Lukas Pribyl: Forgotten Transports 1-4/ 2
I had an email contact with the director of ”Forgotten Transports”, Lukas Pribyl. Here follows some quotes from his side – and please do also go to the very good site of the film:
How did you make the people talk so fine and precise?” The people talk so precisely because most of them were interviewed for the very first time and did not have anyone to share their recollections with, therefore they only told me what really remembered – no second hand information. Then, the films were edited from 270 hours of interview footage, so I had a lot to choose from. I developed my own interviewing technique, which allows for some repetition and is therefore well suited for editing work.”
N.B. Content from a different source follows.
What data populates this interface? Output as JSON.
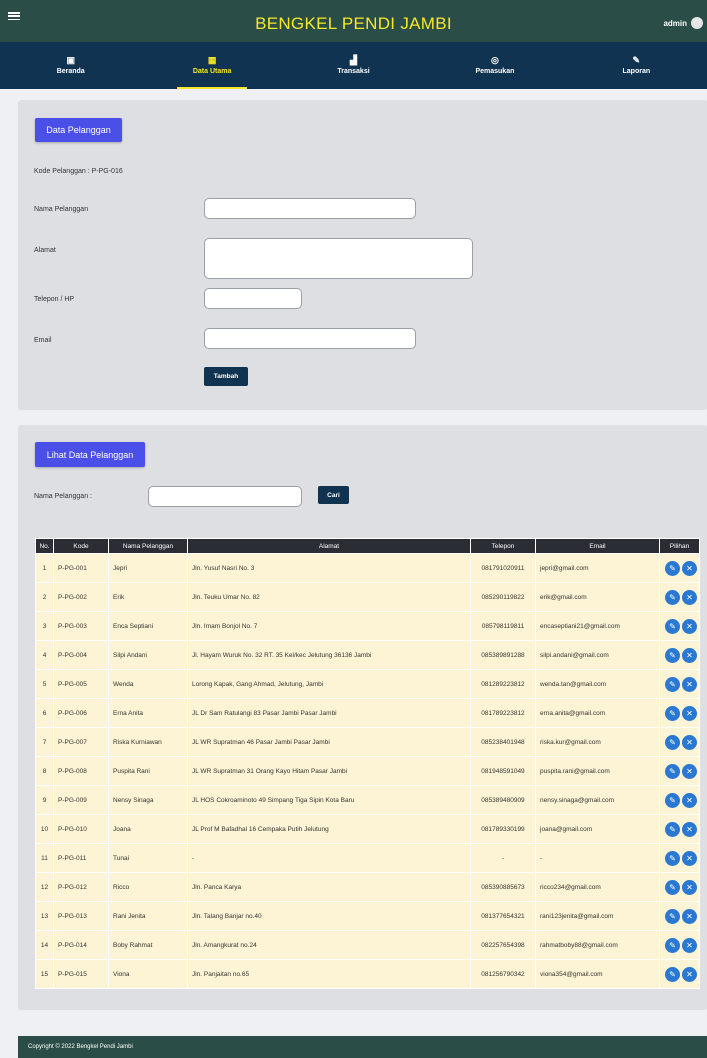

You refrain totally from the use of nowadays trend for reconstruction in historial documentaries?” What can be more real than reality? Why reenact and reconstruct something that can be shown through authentic photographs and footage and why speak for people who are perfectly capable of telling their story themselves? (It is their story after all…) The photos used in the film are really of the people themselves, in the places they talk about. So when the women in the film about Estonia speak about a diver in the port of Tallinn, I go to the archives, find the names of all the German divers working in the Baltics between 1941 and 1944, trace them or their families, until I find Mr. Ruehmann’s family and get the picture of the Czech Jewish women helping him onto a boat. That’s why the series took ten years to make. I don’t use any look-alike footage or photos, only time and place precise material. I have had extremely good experience with audiences – they don’t find the stories too complicated or incomprehensible and actually find them “dramatic”enough.”
And a line from the site of the film: The series of four feature length documentary films on the topic of virtually unknown concentration camps and ghettos and little known modes of survival is Pribyl’s directorial debut.